Our daughter goes out to restaurants far more than my husband or I ever did as children. If she overhears us discussing what to do for dinner, she’ll plead to go out for rice and beans. Once, I asked her why she likes going out to eat so much and she said, “I like being with my family.”

At home, there is always the pull of some other thing away from the table — dishes to wash while she finishes her dinner, a nagging email to answer in another room. But when we’re out, we sit and talk and eat. Since we always dine outside, we can admire our neighborhood. We can catch the sun set, feel the wind or warmth. We can calm our daughter by pointing out birds or clouds or buses passing by. Once, we got caught in the rain.

Since early motherhood and the pandemic coincided for me — my daughter not yet one when we went into lockdown — my experience of going out to eat has doubly changed. I am looser now than I used to be about going out for dinner. I say yes much more often.

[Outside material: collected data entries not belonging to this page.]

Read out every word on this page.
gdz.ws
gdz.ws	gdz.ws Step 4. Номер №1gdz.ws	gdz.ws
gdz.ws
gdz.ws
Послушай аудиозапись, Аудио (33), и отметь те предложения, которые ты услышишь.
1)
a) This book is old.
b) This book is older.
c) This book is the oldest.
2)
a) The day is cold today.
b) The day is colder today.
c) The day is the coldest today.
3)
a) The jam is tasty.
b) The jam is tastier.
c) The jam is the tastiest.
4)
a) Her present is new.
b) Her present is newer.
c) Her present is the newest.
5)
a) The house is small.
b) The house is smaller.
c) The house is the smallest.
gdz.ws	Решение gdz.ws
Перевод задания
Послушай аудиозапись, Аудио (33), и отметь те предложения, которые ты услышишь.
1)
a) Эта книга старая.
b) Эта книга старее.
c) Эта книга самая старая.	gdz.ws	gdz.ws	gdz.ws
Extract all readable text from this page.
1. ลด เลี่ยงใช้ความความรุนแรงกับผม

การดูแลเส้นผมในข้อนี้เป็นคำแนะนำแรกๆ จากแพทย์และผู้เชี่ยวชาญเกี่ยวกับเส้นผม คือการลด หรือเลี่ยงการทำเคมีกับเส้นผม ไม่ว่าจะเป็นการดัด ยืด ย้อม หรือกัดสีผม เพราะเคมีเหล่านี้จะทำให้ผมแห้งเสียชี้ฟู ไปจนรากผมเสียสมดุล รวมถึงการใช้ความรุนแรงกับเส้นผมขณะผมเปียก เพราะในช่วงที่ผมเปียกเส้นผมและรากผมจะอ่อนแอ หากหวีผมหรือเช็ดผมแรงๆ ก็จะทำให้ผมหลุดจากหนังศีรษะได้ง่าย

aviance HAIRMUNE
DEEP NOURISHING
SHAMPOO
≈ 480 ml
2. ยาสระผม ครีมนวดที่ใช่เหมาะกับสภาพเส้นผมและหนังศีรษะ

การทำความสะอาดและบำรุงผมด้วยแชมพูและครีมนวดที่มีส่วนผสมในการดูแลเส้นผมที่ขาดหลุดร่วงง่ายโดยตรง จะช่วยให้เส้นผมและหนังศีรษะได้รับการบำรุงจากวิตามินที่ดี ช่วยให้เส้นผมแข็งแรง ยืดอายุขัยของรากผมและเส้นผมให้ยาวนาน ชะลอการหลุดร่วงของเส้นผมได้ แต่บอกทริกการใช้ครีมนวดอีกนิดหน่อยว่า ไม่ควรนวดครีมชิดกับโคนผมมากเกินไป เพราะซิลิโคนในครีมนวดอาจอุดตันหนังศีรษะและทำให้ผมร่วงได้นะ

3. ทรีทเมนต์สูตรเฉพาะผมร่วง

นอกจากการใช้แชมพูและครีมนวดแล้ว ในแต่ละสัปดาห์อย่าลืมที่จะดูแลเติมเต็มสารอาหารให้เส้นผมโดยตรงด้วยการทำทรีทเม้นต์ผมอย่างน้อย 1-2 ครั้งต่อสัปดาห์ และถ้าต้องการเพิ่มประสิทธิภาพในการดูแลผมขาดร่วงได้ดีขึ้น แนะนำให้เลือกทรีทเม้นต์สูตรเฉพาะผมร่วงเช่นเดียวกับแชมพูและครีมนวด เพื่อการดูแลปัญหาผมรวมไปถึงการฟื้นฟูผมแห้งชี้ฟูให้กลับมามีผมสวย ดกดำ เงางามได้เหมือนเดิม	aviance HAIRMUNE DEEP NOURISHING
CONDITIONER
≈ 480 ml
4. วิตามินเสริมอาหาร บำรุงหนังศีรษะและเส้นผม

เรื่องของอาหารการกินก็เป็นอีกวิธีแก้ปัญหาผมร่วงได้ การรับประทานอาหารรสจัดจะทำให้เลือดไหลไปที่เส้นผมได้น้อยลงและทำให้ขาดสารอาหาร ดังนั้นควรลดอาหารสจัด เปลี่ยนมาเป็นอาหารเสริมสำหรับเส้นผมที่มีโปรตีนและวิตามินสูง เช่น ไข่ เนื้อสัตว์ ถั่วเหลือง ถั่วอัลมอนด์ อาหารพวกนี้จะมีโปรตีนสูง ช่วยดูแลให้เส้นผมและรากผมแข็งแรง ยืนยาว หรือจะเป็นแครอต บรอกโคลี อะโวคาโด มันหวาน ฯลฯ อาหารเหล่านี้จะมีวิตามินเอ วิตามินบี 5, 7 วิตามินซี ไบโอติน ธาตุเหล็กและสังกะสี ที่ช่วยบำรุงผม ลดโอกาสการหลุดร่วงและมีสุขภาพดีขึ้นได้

This is, in part, because I can afford to be more indulgent. I have more financial security now in my career and mid-thirties than I used to. But it’s also because I want to celebrate more. I know keenly that every chance to go out and be together is a gift. I need little occasion to decide that I’ll get the entrée I really want, or to order a special drink. We are alive. We have the means. We are together. We toast to that and to our life.